The final sections of Two Years Before the Mast by Richard Henry Dana take us back to sea after a long hiatus on the diverse and changing California coast, where he and the crew of the Pilgrim engaged in the arduous labor of preparing hides. We saw in those sections the origins, perhaps, of global capitalism in California—a region that would help lay the foundation for America’s Pacific empire. In the last chapters, Dana takes a closer look at sailor culture, particularly the role of sailor songs. The class war (rooted in the hierarchical organization and absolute authority of ship masters), described so impressively in the early chapters, remains as well. It is also notable that Dana shifted to another ship for the return voyage (the Alert). This shows us that the experiences he had on the Pilgrim were not unique but rather representative of life on the American merchant ship in the “age of sail.”
Dana concludes his work with a list of recommendations for the reform of sailor’s life. While he had his problems with hierarchical domination on the ship, he was not in favor of overturning the system entirely. Perhaps he was not on the ship long enough to understand that sailors are perfectly capable of self-rule (18th century piracy suggests this). Instead of being a revolutionary document, the final chapter is more suggestive of the antebellum social and moral reform movements that touched so many areas of American society.
He begins with the romantic image of the sea and suggests freedom is a better way to provide the maritime workforce than slavery. “There is a witchery in the sea, its songs and stories, and in the mere sight of a ship, and the sailor’s dress, especially to a young mind, which has done more to man navies, and fill merchantmen, than all the pressgangs of Europe.” (347) This romanticism is juxtaposed to the tyranny and violence inflicted on that volunteer workforce. (Perhaps not unlike the academic workforce. We get drawn in by the romance when we are young and by the time we are my age we realize how vile the institutions we once loved are.) He falls short on advocating democracy as a solution. The sea, Dana suggests, is not the proper place for democratic values to be lived. “It is absolutely necessary that there should be one head and one voice, to control everything, and be responsible for everything.” (348) That he would not say this for a nation, I have no doubt. The sea is a unique place and any interference with resource distribution or the authority of a master might be troublesome in the future. At the same time, he provides evidence that captains and masters often go too far. They act better when passengers are on the ship. Depositions by sailors document abuse after abuse. If a ship works fine with censored and restrained authority when passengers are on board, why not when the captains are free from such surveillance?

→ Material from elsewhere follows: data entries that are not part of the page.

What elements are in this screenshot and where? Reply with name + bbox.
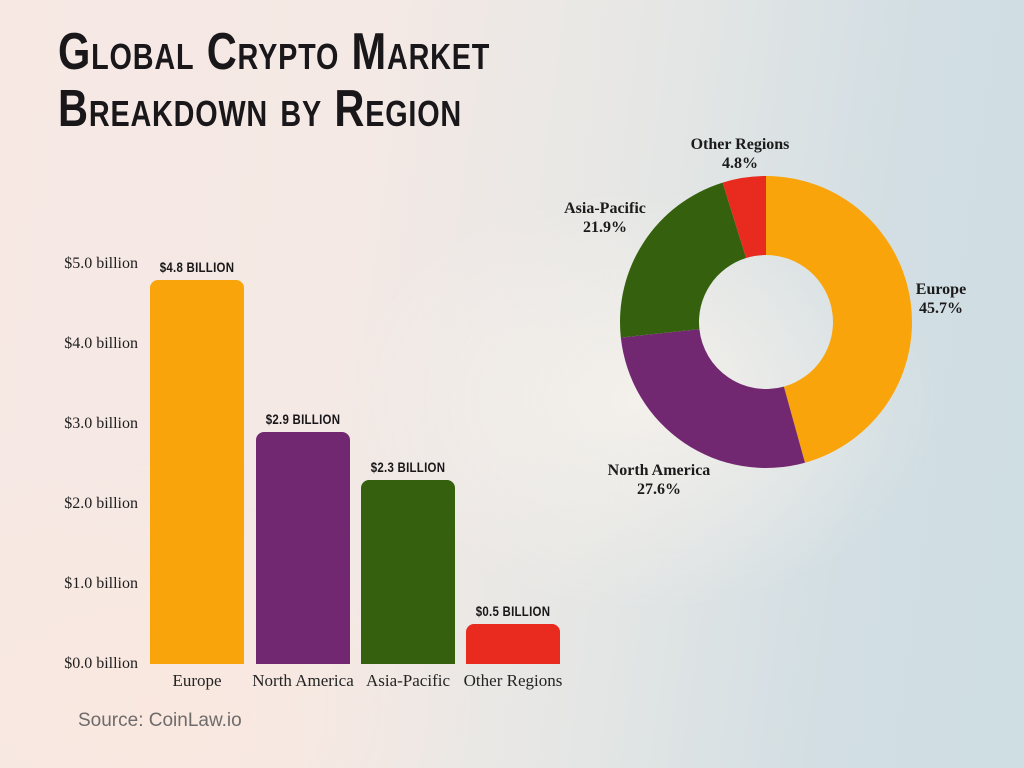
bar-asia-pacific xyxy=(361,480,455,664)
y-axis-tick-3: $3.0 billion xyxy=(64,415,138,432)
donut-label-pct-other-regions: 4.8% xyxy=(722,155,758,172)
bar-other-regions xyxy=(466,624,560,664)
y-axis-tick-4: $4.0 billion xyxy=(64,335,138,352)
bar-europe xyxy=(150,280,244,664)
donut-label-other-regions: Other Regions 4.8% xyxy=(645,135,835,173)
page-title-line-2: Breakdown by Region xyxy=(58,80,463,138)
bar-value-asia-pacific: $2.3 billion xyxy=(370,460,446,475)
x-axis-label-asia-pacific: Asia-Pacific xyxy=(365,671,451,690)
bar-value-other-regions: $0.5 billion xyxy=(475,604,551,619)
donut-label-pct-asia-pacific: 21.9% xyxy=(583,219,627,236)
bar-north-america xyxy=(256,432,350,664)
y-axis-tick-0: $0.0 billion xyxy=(64,655,138,672)
y-axis-tick-5: $5.0 billion xyxy=(64,255,138,272)
bar-value-north-america: $2.9 billion xyxy=(265,412,341,427)
donut-label-europe: Europe 45.7% xyxy=(846,280,1024,318)
donut-chart xyxy=(619,176,912,468)
donut-slice-north-america xyxy=(620,329,805,468)
donut-label-name-other-regions: Other Regions xyxy=(690,136,790,153)
source-note: Source: CoinLaw.io xyxy=(78,710,242,731)
donut-label-north-america: North America 27.6% xyxy=(564,461,754,499)
bar-value-europe: $4.8 billion xyxy=(159,260,235,275)
y-axis-tick-1: $1.0 billion xyxy=(64,575,138,592)
donut-label-name-north-america: North America xyxy=(607,462,711,479)
donut-label-pct-europe: 45.7% xyxy=(919,300,963,317)
donut-label-pct-north-america: 27.6% xyxy=(637,481,681,498)
x-axis-label-north-america: North America xyxy=(252,671,354,690)
donut-slice-other-regions xyxy=(722,176,766,259)
donut-slice-asia-pacific xyxy=(619,182,747,338)
y-axis-tick-2: $2.0 billion xyxy=(64,495,138,512)
page-title: Global Crypto Market Breakdown by Region xyxy=(58,24,490,138)
donut-label-name-asia-pacific: Asia-Pacific xyxy=(564,200,646,217)
x-axis-label-other-regions: Other Regions xyxy=(463,671,563,690)
donut-label-name-europe: Europe xyxy=(915,281,967,298)
x-axis-label-europe: Europe xyxy=(172,671,222,690)
donut-label-asia-pacific: Asia-Pacific 21.9% xyxy=(510,199,700,237)
donut-slice-europe xyxy=(766,176,912,463)
page-title-line-1: Global Crypto Market xyxy=(58,23,491,81)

Another problem he mentions with authority is perhaps at first glance a contradiction. The captains tend to come from the forecastle and have poor backgrounds but have been placed in a position as representatives and agents of the elite. They are akin to our era’s middle management (but instead of pink slips and HR departments they had a lash).
His essential solution to these difficulties is a greater fairness in law. Dana—who became a lawyer for seamen—sees ultimately a statist solution to the lawlessness of the sea.

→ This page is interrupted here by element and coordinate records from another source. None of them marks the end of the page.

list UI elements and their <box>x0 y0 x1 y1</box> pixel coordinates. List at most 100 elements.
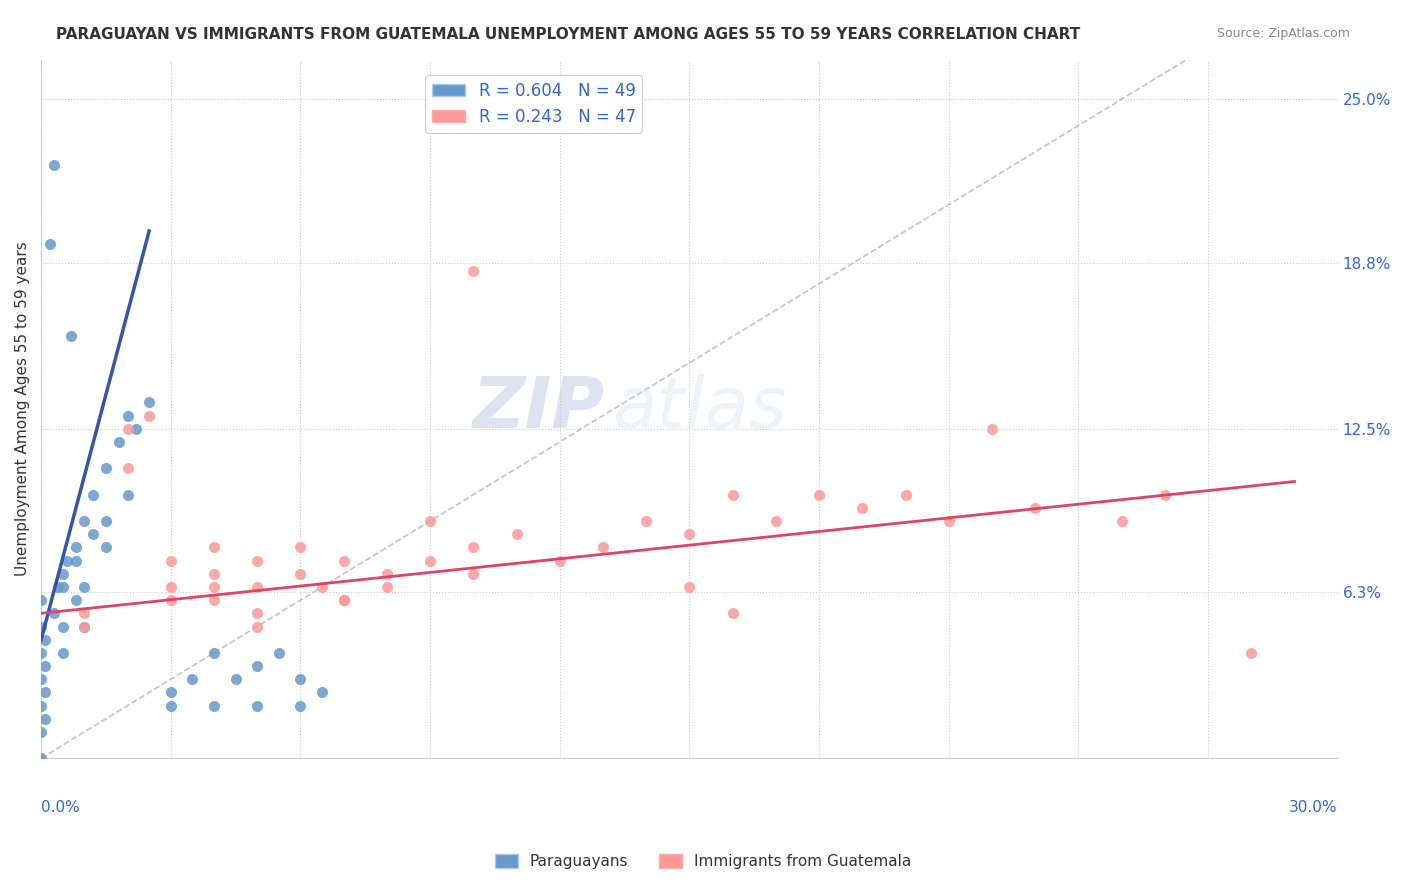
Point <box>636 514 658 528</box>
Point <box>463 566 485 581</box>
Point <box>34 685 56 699</box>
Point <box>34 659 56 673</box>
Point <box>117 422 139 436</box>
Point <box>246 607 269 621</box>
Point <box>592 541 614 555</box>
Point <box>65 553 87 567</box>
Point <box>65 593 87 607</box>
Point <box>48 580 70 594</box>
Point <box>73 619 96 633</box>
Point <box>246 698 269 713</box>
Point <box>73 580 96 594</box>
Point <box>159 685 181 699</box>
Point <box>678 580 700 594</box>
Text: ZIP: ZIP <box>472 375 605 443</box>
Point <box>1111 514 1133 528</box>
Point <box>246 619 269 633</box>
Point <box>73 619 96 633</box>
Point <box>181 672 204 686</box>
Point <box>30 725 52 739</box>
Point <box>30 593 52 607</box>
Point <box>290 541 312 555</box>
Point <box>42 158 65 172</box>
Point <box>678 527 700 541</box>
Point <box>332 593 354 607</box>
Point <box>60 329 83 343</box>
Point <box>42 607 65 621</box>
Point <box>56 553 79 567</box>
Point <box>117 409 139 423</box>
Point <box>225 672 247 686</box>
Point <box>290 566 312 581</box>
Point <box>463 541 485 555</box>
Point <box>125 422 148 436</box>
Point <box>375 566 398 581</box>
Point <box>246 580 269 594</box>
Point <box>65 541 87 555</box>
Point <box>419 514 441 528</box>
Point <box>202 566 225 581</box>
Point <box>311 685 333 699</box>
Point <box>332 553 354 567</box>
Point <box>202 698 225 713</box>
Point <box>202 593 225 607</box>
Text: PARAGUAYAN VS IMMIGRANTS FROM GUATEMALA UNEMPLOYMENT AMONG AGES 55 TO 59 YEARS C: PARAGUAYAN VS IMMIGRANTS FROM GUATEMALA … <box>56 27 1080 42</box>
Point <box>765 514 787 528</box>
Y-axis label: Unemployment Among Ages 55 to 59 years: Unemployment Among Ages 55 to 59 years <box>15 242 30 576</box>
Point <box>30 698 52 713</box>
Point <box>159 698 181 713</box>
Point <box>52 566 75 581</box>
Point <box>1154 488 1177 502</box>
Point <box>52 580 75 594</box>
Point <box>52 646 75 660</box>
Point <box>159 580 181 594</box>
Point <box>138 409 160 423</box>
Point <box>246 659 269 673</box>
Point <box>73 514 96 528</box>
Point <box>808 488 831 502</box>
Point <box>94 541 117 555</box>
Point <box>108 434 131 449</box>
Point <box>290 698 312 713</box>
Point <box>311 580 333 594</box>
Text: Source: ZipAtlas.com: Source: ZipAtlas.com <box>1216 27 1350 40</box>
Point <box>202 580 225 594</box>
Point <box>246 553 269 567</box>
Legend: R = 0.604   N = 49, R = 0.243   N = 47: R = 0.604 N = 49, R = 0.243 N = 47 <box>425 75 643 133</box>
Text: 0.0%: 0.0% <box>41 800 80 815</box>
Point <box>1024 500 1046 515</box>
Point <box>38 237 60 252</box>
Point <box>202 541 225 555</box>
Legend: Paraguayans, Immigrants from Guatemala: Paraguayans, Immigrants from Guatemala <box>489 848 917 875</box>
Point <box>202 646 225 660</box>
Point <box>82 527 104 541</box>
Point <box>505 527 527 541</box>
Point <box>117 488 139 502</box>
Point <box>721 488 744 502</box>
Point <box>30 619 52 633</box>
Point <box>851 500 873 515</box>
Point <box>30 672 52 686</box>
Point <box>34 712 56 726</box>
Point <box>159 553 181 567</box>
Text: atlas: atlas <box>612 375 786 443</box>
Point <box>1240 646 1263 660</box>
Point <box>82 488 104 502</box>
Point <box>332 593 354 607</box>
Point <box>548 553 571 567</box>
Point <box>30 646 52 660</box>
Point <box>117 461 139 475</box>
Point <box>94 461 117 475</box>
Point <box>290 672 312 686</box>
Point <box>463 263 485 277</box>
Point <box>34 632 56 647</box>
Point <box>73 607 96 621</box>
Point <box>938 514 960 528</box>
Point <box>721 607 744 621</box>
Point <box>94 514 117 528</box>
Text: 30.0%: 30.0% <box>1289 800 1337 815</box>
Point <box>894 488 917 502</box>
Point <box>375 580 398 594</box>
Point <box>419 553 441 567</box>
Point <box>159 593 181 607</box>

In this final chapter, Dana also discusses at length the civilian efforts to improve the lives of sailors such as the Sailors’ Homes, the Bethals, and the American Seamen’s Friend Society. Dana lavishes praise on these institutions for their work in creating solid institutions of support and religious instruction. He is convinced that sailors are religious and find in the Bible support and meaning for their life, but that the social conditions of maritime work make it impossible for them to live a religious life, making the Bethals essential. He hopes that more religious captains will help.
In short, after documenting the intense solidarity among sailors at sea, their capacity to run the ship, their knowledge, their culture and their common struggles, as well as the brutality of the authority of the ship masters, proposes a series of reforms that miss the revolutionary potential of democracy at the sea. The reason why this has not been achieved, it seems to me, is that the seas are not the place where people establish themselves to live. Its exploration and exploitation have largely – but not entirely – been done in the interests of capital. The workplace and the economy is the last place that tends to be democratic for it is at this location that our concept of freedom is most confused. As so-called libertarians (the anarcho-capitalist stypes) seem to think, property and the defense of it in law cannot be a tool of oppression and force. Clearly, history proves this false. As long as our seas are the realm of capital, work, and exploitation of natural resources and people, it will be hostile to democracy.
This edition of Two Years Before the Mast also includes an appendix called “Twenty-Four Years Later,” which comes from his 1859-1860 tour of the world. I will examine his diary of this in a few days as it is included in the Library of America volume, but a few words on its place as part of the book is warranted. His main interest in exploring the old places he worked at in California. He even meets some of his old acquaintances (who must have each endured some fame from their inclusion in the popular work). Most striking to Dana is the rapid development of San Francisco, from a small fort into a major Pacific city, looking outward as an entry point for the American empire.